Recent findings reveal that multipotent neural stem cells/progenitor cells (NSCs/NPCs) persist in selected regions of the brain throughout the life span of an animal, rendering the brain capable of generating new neurons and glia (Gage et al., 1998; Lois and Alvarez-Buylla, 1993). Furthermore, increasing evidence indicates that these endogenous NSCs/NPCs may play regenerative and reparative roles in response to central nervous system (CNS) injuries or diseases. In support of this notion, heightened levels of cell proliferation and neurogenesis have been observed in response to brain trauma or insults suggesting that the brain has the inherent potential to restore populations of damaged or destroyed neurons.

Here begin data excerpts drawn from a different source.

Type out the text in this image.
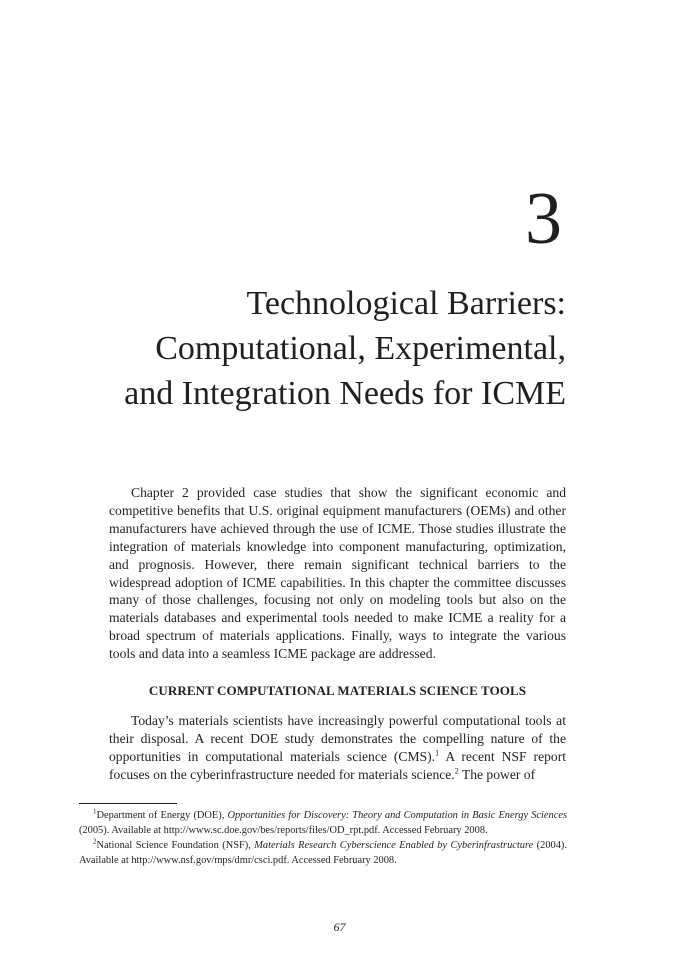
3
Technological Barriers:
Computational, Experimental,
and Integration Needs for ICME

Chapter 2 provided case studies that show the significant economic and competitive benefits that U.S. original equipment manufacturers (OEMs) and other manufacturers have achieved through the use of ICME. Those studies illustrate the integration of materials knowledge into component manufacturing, optimization, and prognosis. However, there remain significant technical barriers to the widespread adoption of ICME capabilities. In this chapter the committee discusses many of those challenges, focusing not only on modeling tools but also on the materials databases and experimental tools needed to make ICME a reality for a broad spectrum of materials applications. Finally, ways to integrate the various tools and data into a seamless ICME package are addressed.

CURRENT COMPUTATIONAL MATERIALS SCIENCE TOOLS

Today’s materials scientists have increasingly powerful computational tools at their disposal. A recent DOE study demonstrates the compelling nature of the opportunities in computational materials science (CMS).$^1$ A recent NSF report focuses on the cyberinfrastructure needed for materials science.$^2$ The power of

$^1$Department of Energy (DOE), Opportunities for Discovery: Theory and Computation in Basic Energy Sciences (2005). Available at http://www.sc.doe.gov/bes/reports/files/OD_rpt.pdf. Accessed February 2008.

$^2$National Science Foundation (NSF), Materials Research Cyberscience Enabled by Cyberinfrastructure (2004). Available at http://www.nsf.gov/mps/dmr/csci.pdf. Accessed February 2008.

67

This raises the possibility of developing therapeutic strategies aiming at harnessing this neurogenic capacity to repopulate and repair the damaged brain. Recent experimental successes in cell replacement in models of Parkinson disease and other neurodegenerative diseases have inspired TBI researchers to investigate this approach for treating the injured brain. The therapeutic prospects of cell transplantation are based on the potential for transplanted cells to differentiate into region-specific cells and integrate into the host tissue to replace lost cells in the injured brain; alternatively, transplanted cells could provide neurotransmitters or trophic support to the host tissue to facilitate survival or regeneration.

These two approaches, through modulating endogenous NSCs or using exogenous stem cells, are gaining increasing attention in the field of neural regeneration. This chapter will review recent understanding and progress in experimental TBI therapeutic development with endogenous neurogenesis and neural transplantation.